Cependant, The Revenant est loin d’être un mauvais film. La distribution est excellente, la mise en scène virtuose, et le tout d’une beauté à couper le souffle. Iñárritu n’a pas volé son Oscar de meilleur réalisateur. Emmanuel Lubezki mérite d’autant plus celui de la meilleure photo qu’il n’utilisa que la lumière naturelle. Conséquence : l’équipe ne put tourner que trois heures par jour, fait extrêmement rare, relate Le Figaro. Certaines scènes sont étonnamment amusantes : le moment où l’ours fait valser DiCaprio comme un personnage de cartoon ou celui où l’eau coule par son gosier, perforé par le plantigrade. Filmée en travellings nerveux, la séquence de l’attaque du camp de trappeurs par les indiens Arikaras, est saisissante de sauvagerie.

Hélas, l’œuvre n’échappe pas à quelques facilités scénaristiques. Deux exemples : Glass parle pawnee, et quand il croise un indien en train de dévorer un bison, il appartient justement à cette tribu, et non à celle des Arikaras… Il délivrera d’ailleurs la fille de leur chef, ce qui lui sauvera la vie quand il le rencontre. Dernier écueil, et non des moindres : les visions mystiques du héros, censées approfondir la gravité du propos, l’enterrent dans un symbolisme pesant.

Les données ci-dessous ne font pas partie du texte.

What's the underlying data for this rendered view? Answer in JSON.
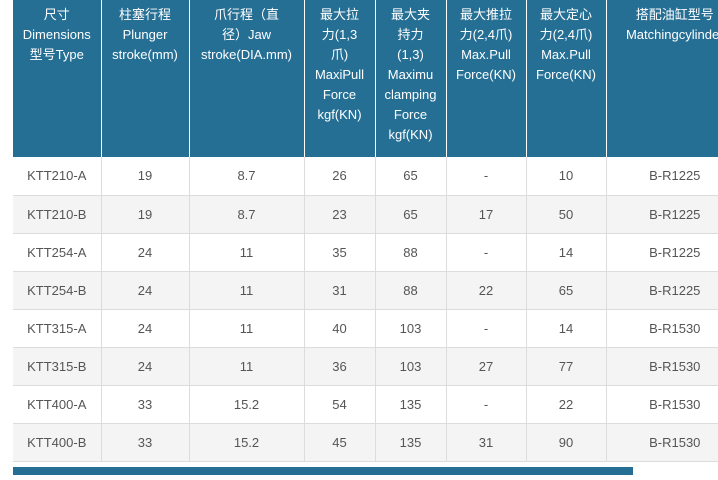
{
  "table": {
    "headers": [
      "尺寸\nDimensions\n型号Type",
      "柱塞行程\nPlunger\nstroke(mm)",
      "爪行程（直\n径）Jaw\nstroke(DIA.mm)",
      "最大拉\n力(1,3\n爪)\nMaxiPull\nForce\nkgf(KN)",
      "最大夹\n持力\n(1,3)\nMaximu\nclamping\nForce\nkgf(KN)",
      "最大推拉\n力(2,4爪)\nMax.Pull\nForce(KN)",
      "最大定心\n力(2,4爪)\nMax.Pull\nForce(KN)",
      "搭配油缸型号\nMatchingcylinder"
    ],
    "rows": [
      [
        "KTT210-A",
        "19",
        "8.7",
        "26",
        "65",
        "-",
        "10",
        "B-R1225"
      ],
      [
        "KTT210-B",
        "19",
        "8.7",
        "23",
        "65",
        "17",
        "50",
        "B-R1225"
      ],
      [
        "KTT254-A",
        "24",
        "11",
        "35",
        "88",
        "-",
        "14",
        "B-R1225"
      ],
      [
        "KTT254-B",
        "24",
        "11",
        "31",
        "88",
        "22",
        "65",
        "B-R1225"
      ],
      [
        "KTT315-A",
        "24",
        "11",
        "40",
        "103",
        "-",
        "14",
        "B-R1530"
      ],
      [
        "KTT315-B",
        "24",
        "11",
        "36",
        "103",
        "27",
        "77",
        "B-R1530"
      ],
      [
        "KTT400-A",
        "33",
        "15.2",
        "54",
        "135",
        "-",
        "22",
        "B-R1530"
      ],
      [
        "KTT400-B",
        "33",
        "15.2",
        "45",
        "135",
        "31",
        "90",
        "B-R1530"
      ]
    ]
  },
  "colors": {
    "header_bg": "#256f95",
    "header_text": "#ffffff",
    "row_alt_bg": "#f4f4f4",
    "cell_text": "#555555",
    "grid": "#dcdcdc"
  }
}
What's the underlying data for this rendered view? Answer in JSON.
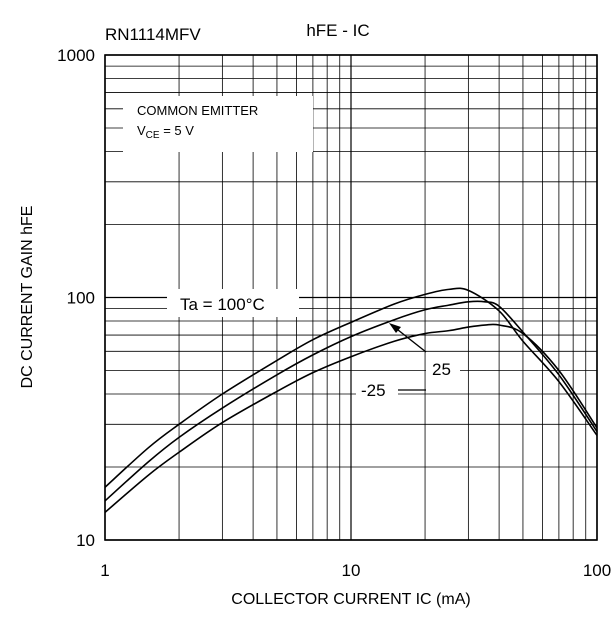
{
  "chart_data": {
    "type": "line",
    "part_number": "RN1114MFV",
    "title": "hFE - IC",
    "xlabel": "COLLECTOR CURRENT IC (mA)",
    "ylabel": "DC CURRENT GAIN hFE",
    "x_scale": "log",
    "y_scale": "log",
    "xlim": [
      1,
      100
    ],
    "ylim": [
      10,
      1000
    ],
    "x_ticks": [
      "1",
      "10",
      "100"
    ],
    "y_ticks": [
      "10",
      "100",
      "1000"
    ],
    "grid": true,
    "conditions": {
      "line1": "COMMON EMITTER",
      "line2_prefix": "V",
      "line2_sub": "CE",
      "line2_suffix": " = 5 V"
    },
    "series": [
      {
        "name": "Ta = 100°C",
        "x": [
          1,
          1.5,
          2,
          3,
          5,
          7,
          10,
          15,
          20,
          25,
          30,
          40,
          50,
          70,
          100
        ],
        "y": [
          16.5,
          24,
          30,
          40,
          55,
          67,
          79,
          94,
          103,
          108,
          107,
          88,
          66,
          45,
          27
        ]
      },
      {
        "name": "25",
        "x": [
          1,
          1.5,
          2,
          3,
          5,
          7,
          10,
          15,
          20,
          25,
          30,
          35,
          40,
          50,
          70,
          100
        ],
        "y": [
          14.5,
          21,
          26.5,
          35,
          48,
          58,
          69,
          81,
          89,
          93,
          96,
          96,
          92,
          72,
          48,
          28
        ]
      },
      {
        "name": "-25",
        "x": [
          1,
          1.5,
          2,
          3,
          5,
          7,
          10,
          15,
          20,
          25,
          30,
          35,
          40,
          50,
          70,
          100
        ],
        "y": [
          13,
          18.5,
          23,
          30.5,
          41,
          49,
          57,
          66,
          71,
          73,
          75.5,
          77,
          77,
          71,
          50,
          29
        ]
      }
    ],
    "annotations": [
      {
        "text": "Ta = 100°C"
      },
      {
        "text": "25"
      },
      {
        "text": "-25"
      }
    ]
  }
}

Détail amusant, le scénario de The Revenant fait du personnage de DiCaprio un homme bien plus sympathique qu’il n’était en réalité. Car ce n’est pas pour venger son fils pawnee – invention des auteurs – que Glass a parcouru plus de trois cent kilomètres à moitié mort. Comme l’explique Première, le véritable Hugh Glass voulait juste récupérer son fusil fétiche et n’a jamais pu se venger de son voleur. Quoi qu’il en soit, si cette exigence de rôles paroxystiques perdure, les prochains prétendants au Graal hollywoodien ont du pain sur la planche.

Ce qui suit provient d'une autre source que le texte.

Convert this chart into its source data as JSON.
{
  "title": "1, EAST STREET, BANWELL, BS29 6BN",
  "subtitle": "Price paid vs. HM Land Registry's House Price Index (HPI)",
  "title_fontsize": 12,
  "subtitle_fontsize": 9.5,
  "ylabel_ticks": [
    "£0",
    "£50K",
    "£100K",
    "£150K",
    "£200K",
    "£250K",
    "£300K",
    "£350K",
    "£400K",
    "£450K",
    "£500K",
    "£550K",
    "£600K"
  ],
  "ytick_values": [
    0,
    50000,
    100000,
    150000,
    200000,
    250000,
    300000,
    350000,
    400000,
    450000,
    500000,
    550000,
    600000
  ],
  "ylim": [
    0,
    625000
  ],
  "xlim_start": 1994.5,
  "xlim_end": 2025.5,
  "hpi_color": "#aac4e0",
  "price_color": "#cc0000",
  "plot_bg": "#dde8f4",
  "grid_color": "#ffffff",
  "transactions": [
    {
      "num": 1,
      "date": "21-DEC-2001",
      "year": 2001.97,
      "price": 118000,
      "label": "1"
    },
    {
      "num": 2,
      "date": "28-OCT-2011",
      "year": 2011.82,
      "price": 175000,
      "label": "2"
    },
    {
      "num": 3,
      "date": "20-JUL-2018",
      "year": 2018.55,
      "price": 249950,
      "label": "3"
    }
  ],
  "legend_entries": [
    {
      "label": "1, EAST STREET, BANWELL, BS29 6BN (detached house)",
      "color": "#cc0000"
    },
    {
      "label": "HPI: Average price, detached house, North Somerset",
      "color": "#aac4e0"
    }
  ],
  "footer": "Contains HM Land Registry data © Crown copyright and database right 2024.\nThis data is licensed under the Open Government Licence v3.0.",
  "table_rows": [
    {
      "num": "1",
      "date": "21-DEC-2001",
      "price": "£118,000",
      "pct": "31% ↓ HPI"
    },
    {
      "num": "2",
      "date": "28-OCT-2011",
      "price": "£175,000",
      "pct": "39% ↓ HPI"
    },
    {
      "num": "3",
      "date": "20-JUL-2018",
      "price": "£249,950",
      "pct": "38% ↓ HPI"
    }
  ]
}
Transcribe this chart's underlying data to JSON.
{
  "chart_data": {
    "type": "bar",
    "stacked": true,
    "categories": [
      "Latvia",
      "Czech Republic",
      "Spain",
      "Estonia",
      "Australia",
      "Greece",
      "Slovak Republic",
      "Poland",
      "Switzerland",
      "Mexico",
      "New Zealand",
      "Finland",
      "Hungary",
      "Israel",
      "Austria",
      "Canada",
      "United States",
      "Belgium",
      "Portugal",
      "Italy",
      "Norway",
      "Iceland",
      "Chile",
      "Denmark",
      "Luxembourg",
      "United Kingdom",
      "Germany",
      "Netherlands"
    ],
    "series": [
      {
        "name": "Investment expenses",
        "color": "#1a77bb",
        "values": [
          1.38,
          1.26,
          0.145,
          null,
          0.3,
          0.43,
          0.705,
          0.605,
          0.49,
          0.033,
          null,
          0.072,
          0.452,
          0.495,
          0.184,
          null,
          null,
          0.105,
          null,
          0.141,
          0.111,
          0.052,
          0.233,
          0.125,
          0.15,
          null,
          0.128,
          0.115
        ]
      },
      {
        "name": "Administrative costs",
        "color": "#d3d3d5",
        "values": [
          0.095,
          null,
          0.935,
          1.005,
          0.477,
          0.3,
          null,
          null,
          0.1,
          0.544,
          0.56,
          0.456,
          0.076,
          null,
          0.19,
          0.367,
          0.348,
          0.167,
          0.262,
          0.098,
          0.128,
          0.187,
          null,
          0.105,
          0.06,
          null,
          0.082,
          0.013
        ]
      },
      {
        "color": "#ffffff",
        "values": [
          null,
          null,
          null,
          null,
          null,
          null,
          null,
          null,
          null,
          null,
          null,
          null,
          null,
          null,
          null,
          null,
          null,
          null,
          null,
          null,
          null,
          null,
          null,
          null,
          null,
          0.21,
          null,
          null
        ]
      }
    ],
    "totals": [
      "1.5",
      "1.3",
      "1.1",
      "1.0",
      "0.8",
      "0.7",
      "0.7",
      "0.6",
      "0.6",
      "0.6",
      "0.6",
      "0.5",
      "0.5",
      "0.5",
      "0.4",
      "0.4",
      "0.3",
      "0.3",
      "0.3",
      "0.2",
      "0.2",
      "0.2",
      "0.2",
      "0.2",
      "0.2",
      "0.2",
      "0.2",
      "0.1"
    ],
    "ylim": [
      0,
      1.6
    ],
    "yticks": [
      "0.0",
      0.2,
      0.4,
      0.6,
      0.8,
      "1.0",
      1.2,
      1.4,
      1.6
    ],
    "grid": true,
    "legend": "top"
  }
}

L’ÉVOLUTION DES CRITÈRES REQUIS POUR AVOIR UN OSCAR


Il est assez navrant de constater que depuis quelques années il semble impensable de recevoir un Oscar de meilleur acteur sans malmener son corps ou donner vie à une histoire vraie. DiCaprio a fait les deux, et il y a fort à parier que c’est ce qui lui a valu sa consécration. Plus d’un lauréat l’ayant précédé le prouvent. Eddie Redmayne fut Stephen Hawking dans Une merveilleuse histoire du temps en 2014, Forest Whitaker Idi Amin Dada dans Le Dernier roi d’Écosse en 2006 et Colin Firth  George VI dans Le Discours d’un roi en 2010. Pour gagner, Adrien Brody dansThe Pianist (2002) et Matthew McConaughey dans Dallas Buyers Club (2013) perdirent respectivement quinze et vingt kilos. Robert De Niro, lui, en prit trente quand il interpréta en 1980 Jake LaMotta dans Raging Bull…  pour une dizaine de minutes à la fin du film.

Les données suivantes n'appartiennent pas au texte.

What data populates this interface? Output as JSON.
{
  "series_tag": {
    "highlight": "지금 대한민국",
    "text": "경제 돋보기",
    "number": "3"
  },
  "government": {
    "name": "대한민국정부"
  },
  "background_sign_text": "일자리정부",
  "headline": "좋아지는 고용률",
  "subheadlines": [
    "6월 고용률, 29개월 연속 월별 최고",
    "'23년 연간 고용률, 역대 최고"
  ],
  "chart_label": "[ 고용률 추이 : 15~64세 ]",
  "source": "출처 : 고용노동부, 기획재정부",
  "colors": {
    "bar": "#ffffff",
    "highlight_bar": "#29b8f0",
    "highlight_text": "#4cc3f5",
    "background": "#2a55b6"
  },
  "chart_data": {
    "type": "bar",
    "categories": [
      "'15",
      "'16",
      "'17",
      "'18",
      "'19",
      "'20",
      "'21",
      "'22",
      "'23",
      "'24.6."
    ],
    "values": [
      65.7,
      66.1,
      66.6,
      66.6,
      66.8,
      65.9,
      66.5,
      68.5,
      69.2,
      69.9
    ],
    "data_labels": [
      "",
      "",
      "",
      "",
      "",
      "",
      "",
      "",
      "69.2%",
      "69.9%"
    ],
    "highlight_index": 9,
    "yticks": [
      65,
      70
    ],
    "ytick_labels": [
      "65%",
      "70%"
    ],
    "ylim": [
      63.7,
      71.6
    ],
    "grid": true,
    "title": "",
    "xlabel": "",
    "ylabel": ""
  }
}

Aussi incroyable que cela puisse paraître en 2016, il fut un temps où il suffisait à un acteur de très bien faire son métier. À savoir interpréter de manière crédible un personnage de fiction (ce qui constitue, somme toute, l’essence de la profession). Par exemple en incarnant un reporter en costume comme James Stewart dans Indiscrétions (1940). Ou en passant l’uniforme d’un lieutenant de l’armée anglaise dans Le Pont de la rivière Kwaï  (1957) comme Alec Guinness. Humphrey Bogart, pour le personnage mal élevé d’African Queen (1951), n’eut qu’à se laisser pousser une barbe de trois jours. Marlon Brando, dans Le Parrain (1972) se borna à mettre du coton dans ses joues, laissant son travail faire le reste. Laurence Olivier fut clairement le moins audacieux, en s’attribuant simplement le rôle-titre dans son Hamlet (1948), qu’il connaissait parfaitement pour l’avoir joué sur scène dix ans auparavant ! On pourrait même y voir une forme de fainéantise, au vu des standards d’aujourd’hui. Hamlet, c’est quand même un gars qui se pose des questions à voix haute pendant une éternité avant de faire quoi que ce soit… Olivier n’aurait eu aucune chance face à DiCaprio.